Chinese insurance companies are quietly resuming auto-loan insurance business, setting a higher threshold for clients to control risks and pushing banks to shoulder more liabilities to ensure loan quality.

In the Suzhou and Shanghai branches of PICC Property and Casualty Co Ltd, officials have been in close talks with banks to redesign the auto-loan insurance scheme and resume the service that was stopped in July.

In Shenzhen, Pacific Property Insurance and China Merchants Bank recently clinched a deal, according to which there has to be a minimum 30 per cent downpayment for auto loans and a maximum lending term of three years.

Banks also have to shoulder more responsibility in checking the credit status of borrowers.

Similar agreements have also been reached in Ningbo of Zhejiang Province.

The moves point to a quick recovery of the auto-loan insurance, analysts said.

The booming auto market in China had triggered a rapid growth of insurance business over the past few years; but the lack of a sound risk-control mechanism and frequent defaults and insurance fraud have increased risks for insurers and banks.

Most of China's major property insurers have reportedly stopped selling auto-loan policies since July under mounting risk concerns.

However, the market potential of auto-loan and related insurance services is so big that no insurer or bank can resist the temptation, analysts said.

If insurers and banks pick customers prudently and co-operate better in credit monitoring, many of the problems can be avoided, said Zhao Xijun, deputy director of the Finance and Securities Institute of Renmin University of China.

The practice by some insurance companies to stress the responsibility of banks in credit evaluation of borrowers is one wise move, he added.
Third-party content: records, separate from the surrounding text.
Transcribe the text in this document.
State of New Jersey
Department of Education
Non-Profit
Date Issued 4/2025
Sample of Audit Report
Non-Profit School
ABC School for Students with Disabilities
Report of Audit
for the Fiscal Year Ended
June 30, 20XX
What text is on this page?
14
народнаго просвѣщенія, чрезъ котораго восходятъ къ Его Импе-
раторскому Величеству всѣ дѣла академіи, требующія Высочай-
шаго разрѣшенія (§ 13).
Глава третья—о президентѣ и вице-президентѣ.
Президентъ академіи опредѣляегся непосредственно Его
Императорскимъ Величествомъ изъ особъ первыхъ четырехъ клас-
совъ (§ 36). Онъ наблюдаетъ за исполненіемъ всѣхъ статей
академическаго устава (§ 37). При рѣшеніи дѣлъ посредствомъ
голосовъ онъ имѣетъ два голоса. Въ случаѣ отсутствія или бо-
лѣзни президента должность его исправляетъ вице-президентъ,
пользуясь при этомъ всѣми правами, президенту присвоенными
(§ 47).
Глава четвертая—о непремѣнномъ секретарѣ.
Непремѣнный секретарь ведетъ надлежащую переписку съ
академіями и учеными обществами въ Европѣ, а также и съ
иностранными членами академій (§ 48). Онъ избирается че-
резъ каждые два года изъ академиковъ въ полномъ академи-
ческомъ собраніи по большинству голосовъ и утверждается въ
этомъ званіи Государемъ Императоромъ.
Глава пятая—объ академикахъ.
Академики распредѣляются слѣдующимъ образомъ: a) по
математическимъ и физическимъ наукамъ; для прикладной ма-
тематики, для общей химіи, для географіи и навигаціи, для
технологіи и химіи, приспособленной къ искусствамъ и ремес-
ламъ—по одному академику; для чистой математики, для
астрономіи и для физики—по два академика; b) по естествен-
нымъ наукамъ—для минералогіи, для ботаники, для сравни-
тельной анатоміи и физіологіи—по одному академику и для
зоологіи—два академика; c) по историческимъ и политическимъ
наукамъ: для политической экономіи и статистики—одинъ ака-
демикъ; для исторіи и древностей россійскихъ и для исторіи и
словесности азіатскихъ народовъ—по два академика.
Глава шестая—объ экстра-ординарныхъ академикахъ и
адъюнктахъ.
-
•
Auto insurance accounts for more than 60 per cent of all property insurance premiums in China; and have become a major income source for domestic banks.
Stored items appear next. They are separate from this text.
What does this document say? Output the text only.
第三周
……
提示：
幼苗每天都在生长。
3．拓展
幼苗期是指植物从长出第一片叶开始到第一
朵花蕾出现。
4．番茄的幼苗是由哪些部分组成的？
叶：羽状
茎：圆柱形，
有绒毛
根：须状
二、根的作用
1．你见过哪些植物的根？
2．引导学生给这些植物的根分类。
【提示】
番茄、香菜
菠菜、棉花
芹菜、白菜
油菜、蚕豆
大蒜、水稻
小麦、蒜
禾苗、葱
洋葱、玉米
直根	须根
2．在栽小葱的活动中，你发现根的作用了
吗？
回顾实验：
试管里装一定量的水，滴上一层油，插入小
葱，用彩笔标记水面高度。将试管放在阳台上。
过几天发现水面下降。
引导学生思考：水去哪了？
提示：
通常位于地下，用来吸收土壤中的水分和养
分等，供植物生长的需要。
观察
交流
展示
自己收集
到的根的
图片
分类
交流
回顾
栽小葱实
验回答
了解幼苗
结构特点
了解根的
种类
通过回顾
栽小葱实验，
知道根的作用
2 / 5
Statistics indicated that the Big Four State-owned banks alone possessed 140.9 billion yuan (US$17 billion) of outstanding auto loans at the end of July, a 128-per-cent increase year-on-year.

"Certainly we will not give up the market or shrink the auto-loan service," said Cui Yiping, director of the consumption loan department of Agricultural Bank of China, a leader in auto-loan business.

Even though some insurers have withdrawn from the auto loan market temporarily, they would gradually return when conditions improve, she said.

But Cui also admitted that both sides would have to concentrate more efforts in risk control.

That is also one of the areas of focus for regulators - the China Banking Regulatory Commission (CBRC) has listed investigation and supervision of auto loans as a major issue in the near term.